China has been relatively guarded over how the interim deal will be signed compared to the US side, reflecting that officials in Beijing are less enthusiastic than their American counterparts about signing the agreement.

 

The deal is expected to see China significantly boost purchases of US agricultural products in exchange for the US scaling back some of its existing tariffs on Chinese products. However, China has not confirmed any specific numbers about agricultural product purchases.

 

Han Jun, a key member in China’s negotiation team and a deputy agriculture minister, was quoted this week by the Chinese magazine Caixin as saying that China has no intention of changing its grain import quota system, a decision that analysts say could make it hard for Beijing to meet US demands that it buy an additional US$80 billion in American agricultural goods over two years.

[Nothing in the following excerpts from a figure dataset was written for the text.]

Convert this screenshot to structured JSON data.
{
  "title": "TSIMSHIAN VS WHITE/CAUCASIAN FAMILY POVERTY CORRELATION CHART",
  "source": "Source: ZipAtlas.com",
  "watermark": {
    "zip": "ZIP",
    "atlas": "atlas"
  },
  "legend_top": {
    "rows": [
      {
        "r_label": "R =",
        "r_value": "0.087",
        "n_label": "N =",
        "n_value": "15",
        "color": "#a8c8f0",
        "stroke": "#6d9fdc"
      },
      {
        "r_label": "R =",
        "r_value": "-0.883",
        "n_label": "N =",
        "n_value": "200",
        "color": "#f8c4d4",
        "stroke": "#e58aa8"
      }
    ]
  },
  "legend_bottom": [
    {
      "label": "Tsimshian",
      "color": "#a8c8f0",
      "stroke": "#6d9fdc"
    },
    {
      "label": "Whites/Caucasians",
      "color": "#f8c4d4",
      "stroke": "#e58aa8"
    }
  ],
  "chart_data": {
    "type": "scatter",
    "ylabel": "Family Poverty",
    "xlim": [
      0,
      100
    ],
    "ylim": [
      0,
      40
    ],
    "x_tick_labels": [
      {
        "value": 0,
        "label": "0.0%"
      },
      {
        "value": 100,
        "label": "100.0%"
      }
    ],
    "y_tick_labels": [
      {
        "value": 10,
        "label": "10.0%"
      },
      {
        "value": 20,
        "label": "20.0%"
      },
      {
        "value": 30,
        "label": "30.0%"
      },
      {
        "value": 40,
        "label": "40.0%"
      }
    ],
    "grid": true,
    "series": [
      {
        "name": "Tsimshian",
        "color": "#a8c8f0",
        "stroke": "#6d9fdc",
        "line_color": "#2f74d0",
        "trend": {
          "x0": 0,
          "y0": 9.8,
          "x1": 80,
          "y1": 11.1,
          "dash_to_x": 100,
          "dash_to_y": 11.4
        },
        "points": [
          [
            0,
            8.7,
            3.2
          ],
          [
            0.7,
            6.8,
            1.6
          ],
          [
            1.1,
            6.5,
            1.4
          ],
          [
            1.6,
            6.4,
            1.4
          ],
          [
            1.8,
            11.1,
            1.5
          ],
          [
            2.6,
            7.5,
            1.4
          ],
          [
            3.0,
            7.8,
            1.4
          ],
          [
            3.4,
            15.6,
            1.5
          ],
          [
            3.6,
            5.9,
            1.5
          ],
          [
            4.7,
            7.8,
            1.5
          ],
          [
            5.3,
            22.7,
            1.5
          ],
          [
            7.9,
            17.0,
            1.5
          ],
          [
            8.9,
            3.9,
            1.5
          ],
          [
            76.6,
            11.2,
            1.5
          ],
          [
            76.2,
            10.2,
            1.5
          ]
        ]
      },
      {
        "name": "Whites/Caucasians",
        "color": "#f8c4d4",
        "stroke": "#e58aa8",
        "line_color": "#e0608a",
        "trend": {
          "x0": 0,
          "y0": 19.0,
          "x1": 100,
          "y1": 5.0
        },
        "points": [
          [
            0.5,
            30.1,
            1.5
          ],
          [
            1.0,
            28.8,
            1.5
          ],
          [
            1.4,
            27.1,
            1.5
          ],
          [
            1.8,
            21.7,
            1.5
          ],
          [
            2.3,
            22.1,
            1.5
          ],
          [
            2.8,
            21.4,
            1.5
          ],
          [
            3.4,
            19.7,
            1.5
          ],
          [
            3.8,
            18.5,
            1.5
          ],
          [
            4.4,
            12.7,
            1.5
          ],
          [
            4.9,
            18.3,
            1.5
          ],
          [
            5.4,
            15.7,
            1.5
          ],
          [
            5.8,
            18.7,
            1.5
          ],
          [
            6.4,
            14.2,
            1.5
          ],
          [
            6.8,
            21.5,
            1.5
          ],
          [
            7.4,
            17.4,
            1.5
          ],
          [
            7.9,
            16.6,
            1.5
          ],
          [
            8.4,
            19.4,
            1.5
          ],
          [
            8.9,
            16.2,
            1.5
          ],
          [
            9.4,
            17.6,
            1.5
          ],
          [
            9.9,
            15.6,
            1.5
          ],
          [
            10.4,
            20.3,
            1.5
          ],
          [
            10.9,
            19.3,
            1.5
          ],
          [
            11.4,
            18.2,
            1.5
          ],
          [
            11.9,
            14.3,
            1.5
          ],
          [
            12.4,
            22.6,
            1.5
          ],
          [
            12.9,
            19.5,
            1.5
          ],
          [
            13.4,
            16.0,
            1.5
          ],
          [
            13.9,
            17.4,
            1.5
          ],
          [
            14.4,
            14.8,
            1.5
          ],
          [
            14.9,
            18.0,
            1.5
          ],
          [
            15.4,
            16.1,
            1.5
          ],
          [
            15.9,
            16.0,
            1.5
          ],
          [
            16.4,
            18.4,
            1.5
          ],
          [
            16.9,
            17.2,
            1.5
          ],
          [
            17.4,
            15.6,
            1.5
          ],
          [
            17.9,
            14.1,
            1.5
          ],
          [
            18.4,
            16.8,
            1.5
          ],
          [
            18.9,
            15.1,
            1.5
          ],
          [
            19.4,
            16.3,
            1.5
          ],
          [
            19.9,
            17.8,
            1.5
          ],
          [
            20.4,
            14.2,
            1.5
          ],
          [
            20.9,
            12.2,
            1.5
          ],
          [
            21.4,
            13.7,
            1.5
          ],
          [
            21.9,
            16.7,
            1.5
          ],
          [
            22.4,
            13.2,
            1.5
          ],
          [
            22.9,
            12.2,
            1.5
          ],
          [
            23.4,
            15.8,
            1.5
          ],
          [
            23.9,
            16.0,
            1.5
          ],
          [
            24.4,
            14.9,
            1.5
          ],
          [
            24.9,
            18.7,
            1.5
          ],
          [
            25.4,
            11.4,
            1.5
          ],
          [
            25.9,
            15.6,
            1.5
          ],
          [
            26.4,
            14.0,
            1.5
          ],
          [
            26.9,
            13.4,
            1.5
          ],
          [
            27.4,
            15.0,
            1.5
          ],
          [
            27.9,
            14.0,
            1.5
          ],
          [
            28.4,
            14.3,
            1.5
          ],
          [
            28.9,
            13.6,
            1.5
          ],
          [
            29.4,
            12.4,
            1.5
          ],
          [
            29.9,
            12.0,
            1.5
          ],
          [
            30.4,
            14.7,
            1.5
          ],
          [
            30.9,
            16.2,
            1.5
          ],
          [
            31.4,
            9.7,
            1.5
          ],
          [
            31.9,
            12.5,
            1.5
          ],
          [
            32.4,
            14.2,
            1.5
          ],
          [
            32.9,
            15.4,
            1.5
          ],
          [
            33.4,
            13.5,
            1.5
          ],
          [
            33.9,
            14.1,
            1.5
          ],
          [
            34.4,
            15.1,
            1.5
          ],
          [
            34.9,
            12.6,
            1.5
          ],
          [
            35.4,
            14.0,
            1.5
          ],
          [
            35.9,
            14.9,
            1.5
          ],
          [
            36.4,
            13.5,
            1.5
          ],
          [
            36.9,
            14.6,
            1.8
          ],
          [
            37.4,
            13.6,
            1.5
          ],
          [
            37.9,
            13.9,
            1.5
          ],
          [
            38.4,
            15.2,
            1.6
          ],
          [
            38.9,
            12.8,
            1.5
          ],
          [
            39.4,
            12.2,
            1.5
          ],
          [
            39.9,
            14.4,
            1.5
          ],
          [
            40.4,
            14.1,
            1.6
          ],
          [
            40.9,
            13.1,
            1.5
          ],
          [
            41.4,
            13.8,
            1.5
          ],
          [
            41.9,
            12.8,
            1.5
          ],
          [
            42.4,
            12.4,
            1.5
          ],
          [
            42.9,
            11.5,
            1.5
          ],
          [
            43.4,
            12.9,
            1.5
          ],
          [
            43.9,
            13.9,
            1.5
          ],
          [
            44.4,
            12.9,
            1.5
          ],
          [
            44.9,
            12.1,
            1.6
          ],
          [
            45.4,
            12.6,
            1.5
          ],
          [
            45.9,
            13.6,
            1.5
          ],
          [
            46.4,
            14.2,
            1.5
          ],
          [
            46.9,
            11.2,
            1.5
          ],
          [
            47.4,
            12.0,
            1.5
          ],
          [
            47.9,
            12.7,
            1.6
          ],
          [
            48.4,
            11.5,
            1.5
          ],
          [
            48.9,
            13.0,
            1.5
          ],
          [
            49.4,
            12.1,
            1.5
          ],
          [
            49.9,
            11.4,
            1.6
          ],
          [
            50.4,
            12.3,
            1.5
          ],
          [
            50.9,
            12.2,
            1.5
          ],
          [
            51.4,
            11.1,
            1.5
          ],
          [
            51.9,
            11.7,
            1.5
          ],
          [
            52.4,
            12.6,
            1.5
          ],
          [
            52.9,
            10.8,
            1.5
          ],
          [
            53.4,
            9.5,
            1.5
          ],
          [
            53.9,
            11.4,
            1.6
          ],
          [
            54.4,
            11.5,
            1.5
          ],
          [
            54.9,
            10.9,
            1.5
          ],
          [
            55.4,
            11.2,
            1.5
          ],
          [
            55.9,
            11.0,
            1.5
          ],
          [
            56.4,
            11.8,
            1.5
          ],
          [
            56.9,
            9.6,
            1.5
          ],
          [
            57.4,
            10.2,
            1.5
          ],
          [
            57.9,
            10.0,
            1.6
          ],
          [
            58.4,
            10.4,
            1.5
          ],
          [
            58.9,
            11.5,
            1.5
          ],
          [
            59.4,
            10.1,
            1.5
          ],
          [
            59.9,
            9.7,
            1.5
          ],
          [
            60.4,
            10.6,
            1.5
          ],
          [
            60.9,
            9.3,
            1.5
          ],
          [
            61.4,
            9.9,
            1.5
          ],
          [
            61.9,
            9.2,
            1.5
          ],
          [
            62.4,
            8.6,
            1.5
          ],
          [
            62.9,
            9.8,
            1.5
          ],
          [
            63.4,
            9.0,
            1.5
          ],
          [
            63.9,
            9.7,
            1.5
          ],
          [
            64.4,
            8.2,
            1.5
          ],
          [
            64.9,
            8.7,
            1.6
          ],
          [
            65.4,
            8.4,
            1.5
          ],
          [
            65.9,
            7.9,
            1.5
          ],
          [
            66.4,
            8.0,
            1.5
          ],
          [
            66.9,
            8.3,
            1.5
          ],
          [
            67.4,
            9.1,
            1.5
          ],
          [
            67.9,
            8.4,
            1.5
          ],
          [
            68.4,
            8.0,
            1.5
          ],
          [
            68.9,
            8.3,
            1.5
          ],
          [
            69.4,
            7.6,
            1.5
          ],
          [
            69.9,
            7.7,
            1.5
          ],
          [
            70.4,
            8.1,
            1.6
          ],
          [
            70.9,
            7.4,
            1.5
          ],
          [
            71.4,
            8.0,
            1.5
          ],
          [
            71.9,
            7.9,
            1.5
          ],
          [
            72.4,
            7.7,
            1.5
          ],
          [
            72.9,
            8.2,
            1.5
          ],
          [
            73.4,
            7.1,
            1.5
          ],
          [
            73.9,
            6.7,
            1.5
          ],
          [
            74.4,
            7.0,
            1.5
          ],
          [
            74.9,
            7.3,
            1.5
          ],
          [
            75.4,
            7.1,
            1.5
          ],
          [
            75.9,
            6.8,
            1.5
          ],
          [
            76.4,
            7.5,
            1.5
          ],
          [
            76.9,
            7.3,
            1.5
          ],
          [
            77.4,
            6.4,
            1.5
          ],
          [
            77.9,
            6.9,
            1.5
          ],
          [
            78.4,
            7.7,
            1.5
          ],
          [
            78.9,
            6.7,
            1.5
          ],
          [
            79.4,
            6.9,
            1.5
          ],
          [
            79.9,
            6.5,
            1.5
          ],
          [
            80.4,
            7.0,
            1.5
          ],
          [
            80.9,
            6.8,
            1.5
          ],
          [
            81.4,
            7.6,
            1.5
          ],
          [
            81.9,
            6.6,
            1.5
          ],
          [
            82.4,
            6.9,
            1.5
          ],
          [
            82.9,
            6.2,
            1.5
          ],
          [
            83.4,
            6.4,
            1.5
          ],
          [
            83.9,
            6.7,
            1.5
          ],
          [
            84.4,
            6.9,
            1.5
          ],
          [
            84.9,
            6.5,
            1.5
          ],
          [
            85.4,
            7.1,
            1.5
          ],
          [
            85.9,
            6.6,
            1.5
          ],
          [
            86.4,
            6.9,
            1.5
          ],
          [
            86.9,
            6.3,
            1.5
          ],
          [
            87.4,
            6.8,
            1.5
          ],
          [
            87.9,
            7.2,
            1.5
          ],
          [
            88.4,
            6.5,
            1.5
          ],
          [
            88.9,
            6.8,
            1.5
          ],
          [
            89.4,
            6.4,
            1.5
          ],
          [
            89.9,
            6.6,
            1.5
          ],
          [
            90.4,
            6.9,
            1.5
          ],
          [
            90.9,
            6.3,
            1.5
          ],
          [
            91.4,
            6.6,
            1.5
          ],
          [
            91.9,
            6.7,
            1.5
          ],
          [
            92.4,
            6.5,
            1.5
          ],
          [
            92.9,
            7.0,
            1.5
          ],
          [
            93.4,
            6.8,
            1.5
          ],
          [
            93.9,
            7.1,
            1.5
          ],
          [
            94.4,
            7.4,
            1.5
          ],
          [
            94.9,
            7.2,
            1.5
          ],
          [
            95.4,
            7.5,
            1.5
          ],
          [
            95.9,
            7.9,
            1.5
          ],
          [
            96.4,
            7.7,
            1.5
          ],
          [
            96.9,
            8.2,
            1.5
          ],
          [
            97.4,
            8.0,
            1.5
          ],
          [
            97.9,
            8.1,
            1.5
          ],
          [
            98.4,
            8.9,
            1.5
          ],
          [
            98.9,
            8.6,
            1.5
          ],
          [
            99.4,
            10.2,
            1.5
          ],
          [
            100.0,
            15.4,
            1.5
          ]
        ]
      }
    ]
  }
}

Gao said China’s grain import quota system was “not contradictory” to the country’s plan of boosting US imports.

 

Huo Jianguo, the former head of a think-tank under China's Ministry of Commerce, said the signing of the phase one deal will only “temporarily ease of tensions” in bilateral trade relations because some punitive US tariffs will remain.

 

Huo said the phase two talks will be even more difficult than the phase one deal because the next stage of negotiations will involve structural issues concerning China’s economy that required deeper reforms from Beijing, including changes to industrial policies, subsidies and higher-level opening-up - all of which were much more difficult for Beijing and Washington to achieve a consensus on.

“All the difficult parts were pushed to the phase two negotiation...and it will be more difficult to reach agreement,” Huo said. “There is no exact information about the agenda of the phase two negotiation, neither from China or the US.”

Larry Hu, chief China economist at Macquarie Capital in Hong Kong, said China was less eager to sign a deal than the US.

“The Trump administration has a presidential election to run but the Chinese government doesn’t,” Hu said.